Another crucial area to factor into this analysis is persistent storage. In the past, storage was protected using RAID techniques. Yet as we move to the public cloud, object storage has appeared as a popular way of storing data. This method uses the availability zone topology to protect data — but only if you choose it and pay for it. To protect against individual disk failure, three copies of the data are spread across the storage subsystems.

For virtual machines requiring persistent storage, Elastic block storage (EBS) is often used, and is replicated within the availability zone to protect against failure of the underlying storage platform.

EBS storage is not always replicated to other regions.

Regardless, having data replicated to another region does not mean that the VMs are available there. It only guarantees back-up storage. VMs would need to be created from the underlying replicated storage. It is also important to note that replicating storage to another availability zone or region only protects against storage subsystem failure. It does not protect against storage corruption, accidental deletion, or recent threats such as ransomware encrypting the files within the storage. To that extent, it is not creating a Disaster Recovery solution.

So, we return to our original question: can availability zones theoretically offer the resiliency needed for a good disaster recovery strategy? In the event of a crash, Dynamic Resource Schedulers can be used to move a VM between hosts in a cluster with no loss of service. However, when hosts are being updated, it is very difficult to move the VMs that are running on them without loss of service. As we have just discussed, redundant storage does not guarantee VM availability in other regions. Most importantly, these capabilities do not protect against data corruption or threats such as ransomware that encrypt data. Given this, a disaster recovery solution should be implemented in addition to the use of availability zones.

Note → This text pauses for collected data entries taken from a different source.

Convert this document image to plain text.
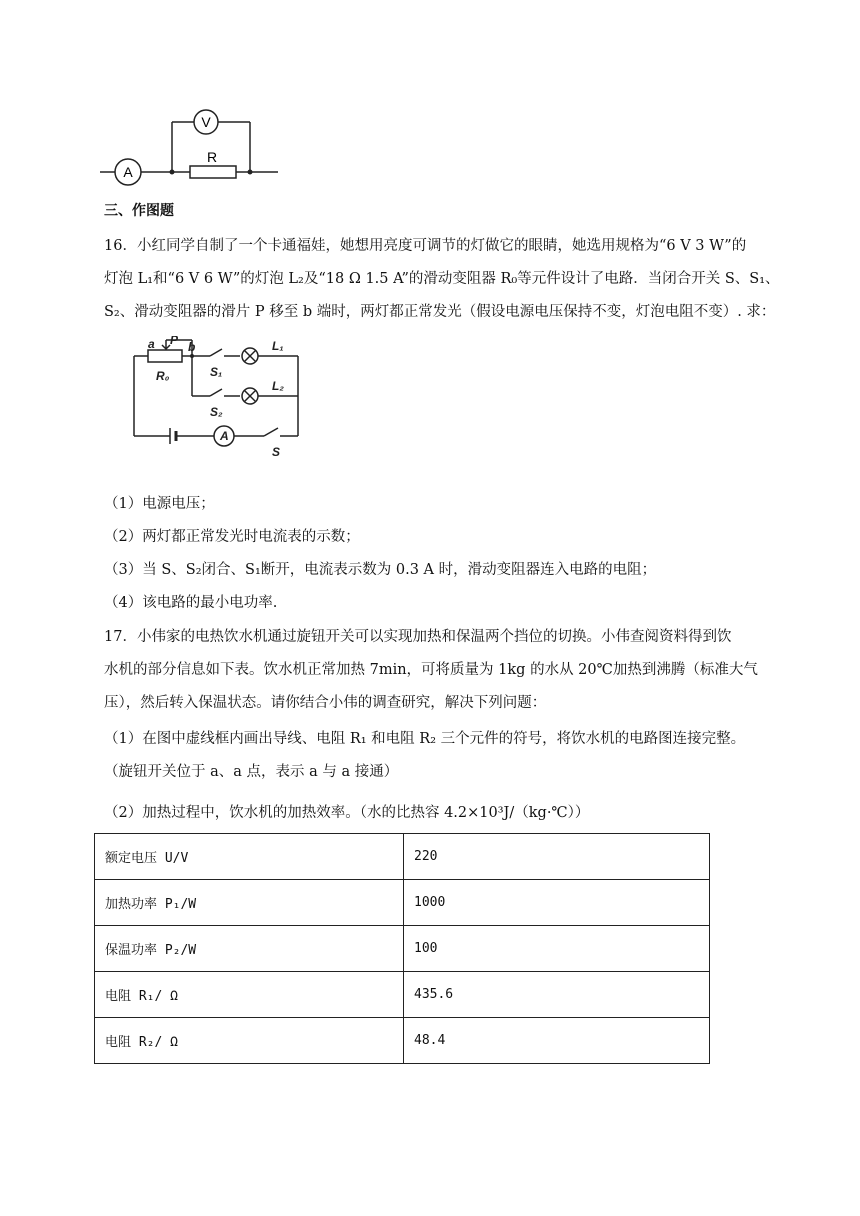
V
R
A
三、作图题
16．小红同学自制了一个卡通福娃，她想用亮度可调节的灯做它的眼睛，她选用规格为“6 V 3 W”的
灯泡 L₁和“6 V 6 W”的灯泡 L₂及“18 Ω 1.5 A”的滑动变阻器 R₀等元件设计了电路．当闭合开关 S、S₁、
S₂、滑动变阻器的滑片 P 移至 b 端时，两灯都正常发光（假设电源电压保持不变，灯泡电阻不变）. 求：
a P b
R₀	S₁
S₂
L₁
L₂
A
S
（1）电源电压；
（2）两灯都正常发光时电流表的示数；
（3）当 S、S₂闭合、S₁断开，电流表示数为 0.3 A 时，滑动变阻器连入电路的电阻；
（4）该电路的最小电功率.
17．小伟家的电热饮水机通过旋钮开关可以实现加热和保温两个挡位的切换。小伟查阅资料得到饮
水机的部分信息如下表。饮水机正常加热 7min，可将质量为 1kg 的水从 20℃加热到沸腾（标准大气
压），然后转入保温状态。请你结合小伟的调查研究，解决下列问题：
（1）在图中虚线框内画出导线、电阻 R₁ 和电阻 R₂ 三个元件的符号，将饮水机的电路图连接完整。
（旋钮开关位于 a、a 点，表示 a 与 a 接通）
（2）加热过程中，饮水机的加热效率。（水的比热容 4.2×10³J/（kg·℃））
额定电压 U/V	220
加热功率 P₁/W	1000
保温功率 P₂/W	100
电阻 R₁/ Ω	435.6
电阻 R₂/ Ω	48.4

Cloud-to-cloud Disaster Recovery as a Service (DRaaS) can be adopted between data centres. With the iland DRaaS solution, VMs can be rebooted within seconds in the event of a crash or downtime. iland DRaaS also offers a continuous replication solution with a journal supporting up to 30 days. This means that you can recover data if it is lost or corrupted; for example, you can recover data from a ransomware attack. Self-service testing can also be carried out whenever required, while replication carries on in the background. As customers think about migrating their traditional virtualised services to the public cloud, they need to consider crashes, maintenance, storage, and also a disaster recovery strategy.